Eddie Bernard

Eddie Bernard Image
Location of Interview
Collection Name

NOAA Heritage Oral History Project

Description

NOAA Heritage Oral History Project aims to document the history and legacy of NOAA through compelling interviews with its leaders. These firsthand accounts provide an invaluable resource that preserves NOAA's significant contributions to environmental research and management, fostering a deeper understanding of NOAA's vital role in shaping our understanding of the Earth's oceans and atmosphere.

Interviewer
Date of Interview
02-12-2020
Transcribers

Molly Graham

Principal Investigator
Audio
Biographical Sketch

Dr.

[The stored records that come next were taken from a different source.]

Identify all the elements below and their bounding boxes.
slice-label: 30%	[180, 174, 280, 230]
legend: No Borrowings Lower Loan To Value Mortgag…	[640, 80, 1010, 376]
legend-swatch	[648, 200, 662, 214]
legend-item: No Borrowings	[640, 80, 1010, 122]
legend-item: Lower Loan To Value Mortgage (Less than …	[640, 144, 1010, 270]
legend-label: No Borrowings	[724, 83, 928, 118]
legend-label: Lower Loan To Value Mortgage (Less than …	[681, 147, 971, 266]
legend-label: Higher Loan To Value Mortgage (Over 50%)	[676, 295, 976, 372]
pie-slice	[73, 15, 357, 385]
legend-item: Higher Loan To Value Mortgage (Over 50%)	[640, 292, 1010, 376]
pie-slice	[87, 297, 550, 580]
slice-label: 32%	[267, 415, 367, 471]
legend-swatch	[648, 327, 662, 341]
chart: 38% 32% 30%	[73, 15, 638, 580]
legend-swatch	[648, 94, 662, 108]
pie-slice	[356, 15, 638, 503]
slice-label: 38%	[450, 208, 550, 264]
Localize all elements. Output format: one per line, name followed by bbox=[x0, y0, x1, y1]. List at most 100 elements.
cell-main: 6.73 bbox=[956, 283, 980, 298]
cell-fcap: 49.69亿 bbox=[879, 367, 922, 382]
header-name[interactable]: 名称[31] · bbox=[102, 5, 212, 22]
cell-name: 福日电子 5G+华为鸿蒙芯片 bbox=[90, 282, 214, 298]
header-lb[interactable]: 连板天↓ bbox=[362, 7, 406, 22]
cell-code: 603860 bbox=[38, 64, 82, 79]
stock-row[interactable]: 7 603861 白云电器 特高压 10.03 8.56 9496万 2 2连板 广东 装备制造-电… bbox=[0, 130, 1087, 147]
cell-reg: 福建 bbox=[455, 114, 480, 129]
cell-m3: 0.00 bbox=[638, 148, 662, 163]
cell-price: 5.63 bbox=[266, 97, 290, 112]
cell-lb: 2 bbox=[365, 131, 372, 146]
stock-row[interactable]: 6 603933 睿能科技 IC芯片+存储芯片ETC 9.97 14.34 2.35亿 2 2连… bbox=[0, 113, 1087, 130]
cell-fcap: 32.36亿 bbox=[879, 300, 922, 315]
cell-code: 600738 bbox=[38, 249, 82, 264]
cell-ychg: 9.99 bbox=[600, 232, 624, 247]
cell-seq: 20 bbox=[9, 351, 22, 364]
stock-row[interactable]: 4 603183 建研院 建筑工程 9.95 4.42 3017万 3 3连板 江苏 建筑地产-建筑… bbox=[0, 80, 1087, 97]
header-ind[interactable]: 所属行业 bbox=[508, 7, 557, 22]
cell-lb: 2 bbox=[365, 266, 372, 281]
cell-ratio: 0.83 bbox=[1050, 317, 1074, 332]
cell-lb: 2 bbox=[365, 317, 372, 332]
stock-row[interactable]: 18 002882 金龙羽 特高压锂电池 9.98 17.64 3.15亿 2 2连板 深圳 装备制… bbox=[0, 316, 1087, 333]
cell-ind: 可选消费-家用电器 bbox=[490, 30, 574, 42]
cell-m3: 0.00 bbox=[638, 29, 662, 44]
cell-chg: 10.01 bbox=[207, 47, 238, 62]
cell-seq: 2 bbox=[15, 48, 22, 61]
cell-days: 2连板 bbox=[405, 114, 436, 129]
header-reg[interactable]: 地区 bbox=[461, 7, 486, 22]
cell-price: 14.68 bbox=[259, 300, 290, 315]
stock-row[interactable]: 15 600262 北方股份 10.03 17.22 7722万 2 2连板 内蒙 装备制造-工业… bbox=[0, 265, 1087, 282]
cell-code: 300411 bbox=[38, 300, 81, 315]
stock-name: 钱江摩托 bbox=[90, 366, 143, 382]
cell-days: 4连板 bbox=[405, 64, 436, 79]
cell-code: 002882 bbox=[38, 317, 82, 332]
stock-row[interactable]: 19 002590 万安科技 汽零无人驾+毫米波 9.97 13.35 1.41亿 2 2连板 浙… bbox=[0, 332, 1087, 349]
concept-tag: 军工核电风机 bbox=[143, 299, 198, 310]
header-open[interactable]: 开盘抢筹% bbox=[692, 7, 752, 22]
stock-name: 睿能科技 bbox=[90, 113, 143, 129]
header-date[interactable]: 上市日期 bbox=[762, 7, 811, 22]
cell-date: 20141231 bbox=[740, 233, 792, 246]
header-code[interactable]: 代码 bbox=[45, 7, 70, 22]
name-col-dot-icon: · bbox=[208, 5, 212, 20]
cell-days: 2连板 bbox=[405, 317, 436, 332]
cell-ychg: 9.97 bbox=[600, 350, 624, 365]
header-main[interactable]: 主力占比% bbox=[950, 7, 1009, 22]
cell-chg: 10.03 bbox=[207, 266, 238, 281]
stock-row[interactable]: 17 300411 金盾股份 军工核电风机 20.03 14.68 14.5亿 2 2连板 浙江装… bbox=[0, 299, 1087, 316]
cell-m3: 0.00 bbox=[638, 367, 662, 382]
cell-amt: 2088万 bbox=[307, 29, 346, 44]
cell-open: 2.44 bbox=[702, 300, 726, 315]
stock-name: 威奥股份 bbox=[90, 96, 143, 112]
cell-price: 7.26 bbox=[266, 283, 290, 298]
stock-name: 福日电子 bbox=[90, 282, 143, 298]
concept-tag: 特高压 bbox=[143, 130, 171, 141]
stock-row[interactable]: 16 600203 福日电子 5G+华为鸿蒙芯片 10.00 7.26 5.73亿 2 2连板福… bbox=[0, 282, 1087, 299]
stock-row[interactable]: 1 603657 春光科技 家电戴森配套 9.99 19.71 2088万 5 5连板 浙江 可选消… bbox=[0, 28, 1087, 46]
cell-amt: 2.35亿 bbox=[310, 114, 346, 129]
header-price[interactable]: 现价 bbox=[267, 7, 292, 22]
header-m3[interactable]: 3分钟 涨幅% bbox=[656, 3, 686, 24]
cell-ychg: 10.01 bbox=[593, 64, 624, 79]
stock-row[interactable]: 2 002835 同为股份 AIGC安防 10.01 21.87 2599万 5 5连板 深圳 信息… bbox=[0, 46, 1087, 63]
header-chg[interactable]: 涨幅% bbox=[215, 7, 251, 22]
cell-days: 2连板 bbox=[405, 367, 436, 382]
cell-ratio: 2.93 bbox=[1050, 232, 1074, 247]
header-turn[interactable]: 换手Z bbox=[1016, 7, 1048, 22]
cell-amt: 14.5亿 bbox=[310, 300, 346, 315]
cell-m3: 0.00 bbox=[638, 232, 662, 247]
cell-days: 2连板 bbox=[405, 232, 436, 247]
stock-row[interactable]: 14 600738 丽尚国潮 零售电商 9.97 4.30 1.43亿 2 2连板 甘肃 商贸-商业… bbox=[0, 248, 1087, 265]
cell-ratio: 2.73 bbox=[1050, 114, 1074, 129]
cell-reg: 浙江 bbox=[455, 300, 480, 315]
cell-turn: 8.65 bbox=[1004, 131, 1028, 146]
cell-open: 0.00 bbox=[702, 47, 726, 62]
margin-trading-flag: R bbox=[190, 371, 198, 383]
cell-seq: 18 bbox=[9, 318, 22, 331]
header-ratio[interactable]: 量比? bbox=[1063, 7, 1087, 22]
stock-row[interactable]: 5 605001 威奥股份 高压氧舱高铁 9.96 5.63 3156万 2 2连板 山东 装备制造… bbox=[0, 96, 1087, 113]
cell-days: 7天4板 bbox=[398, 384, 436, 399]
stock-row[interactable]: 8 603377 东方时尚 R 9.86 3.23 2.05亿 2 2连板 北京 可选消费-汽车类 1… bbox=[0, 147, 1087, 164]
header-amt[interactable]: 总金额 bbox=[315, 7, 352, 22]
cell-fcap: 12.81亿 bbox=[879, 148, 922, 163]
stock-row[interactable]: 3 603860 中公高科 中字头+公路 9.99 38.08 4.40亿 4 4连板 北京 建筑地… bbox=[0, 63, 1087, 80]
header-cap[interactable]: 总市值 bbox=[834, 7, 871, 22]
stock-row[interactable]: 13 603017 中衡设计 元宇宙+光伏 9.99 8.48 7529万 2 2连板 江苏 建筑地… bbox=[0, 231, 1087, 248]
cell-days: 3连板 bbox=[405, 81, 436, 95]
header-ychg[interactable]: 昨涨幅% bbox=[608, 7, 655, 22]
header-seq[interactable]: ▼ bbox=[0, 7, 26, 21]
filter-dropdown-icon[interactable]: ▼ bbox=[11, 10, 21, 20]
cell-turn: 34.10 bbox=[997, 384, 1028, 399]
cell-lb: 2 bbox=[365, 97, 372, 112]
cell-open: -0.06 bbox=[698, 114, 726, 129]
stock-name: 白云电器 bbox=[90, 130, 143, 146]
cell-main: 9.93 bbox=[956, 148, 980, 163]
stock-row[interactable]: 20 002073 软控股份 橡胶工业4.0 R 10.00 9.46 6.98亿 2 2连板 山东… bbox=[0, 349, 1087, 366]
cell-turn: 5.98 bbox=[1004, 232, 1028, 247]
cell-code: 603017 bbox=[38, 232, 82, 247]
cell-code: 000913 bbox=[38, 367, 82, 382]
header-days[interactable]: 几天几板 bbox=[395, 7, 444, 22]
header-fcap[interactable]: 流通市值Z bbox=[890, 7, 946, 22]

Eddie Bernard was born in 1946 in Houston, Texas.  He attended Lamar University in Beaumont, Texas, where he met his wife Shirley and graduated in 1969 with a Bachelor of Science in Physics (with honors).  Eddie earned his Master of Science degree in Oceanography at Texas A&M University, where a professor offered Eddie a research position conducting tsunami research, thus creating “the accidental tsunami guy.”  After completing a Master of Science in Oceanography in a record-setting year, Eddie joined the NOAA Corps in October 1970 and remained with NOAA for 40 years until his retirement in 2011.  In 1976, Bernard graduated with his Ph.D. in Oceanography while working as a NOAA Corps Officer assigned to the Joint Tsunami Research Effort in Honolulu, Hawaii. During his 40-year NOAA career, he served as a NOAA Corps line officer aboard the NOAA Ship Researcher, completed a Ph.D. in Oceanography at Texas A&M University in 1976 and was appointed Director of the Pacific Tsunami Warning Center (PTWC) in Honolulu, Hawaii. After Eddie resigned from the Corps in 1980, he was selected as Director of NOAA’s Pacific Marine Environmental Laboratory (PMEL) in Seattle, Washington. He Directed PMEL for 30 years. His tour at PTWC led to his career-long passion for tsunami warning/research that culminated in the development of a deep ocean tsunami detection system (DART) that transmitted real-time tsunami data used by numerical models to forecast tsunami flooding. This research system became NOAA’s operational system in 2006. He helped write Public Law 109 - 424 - Tsunami Warning and Education Act, which was signed into law in 2006.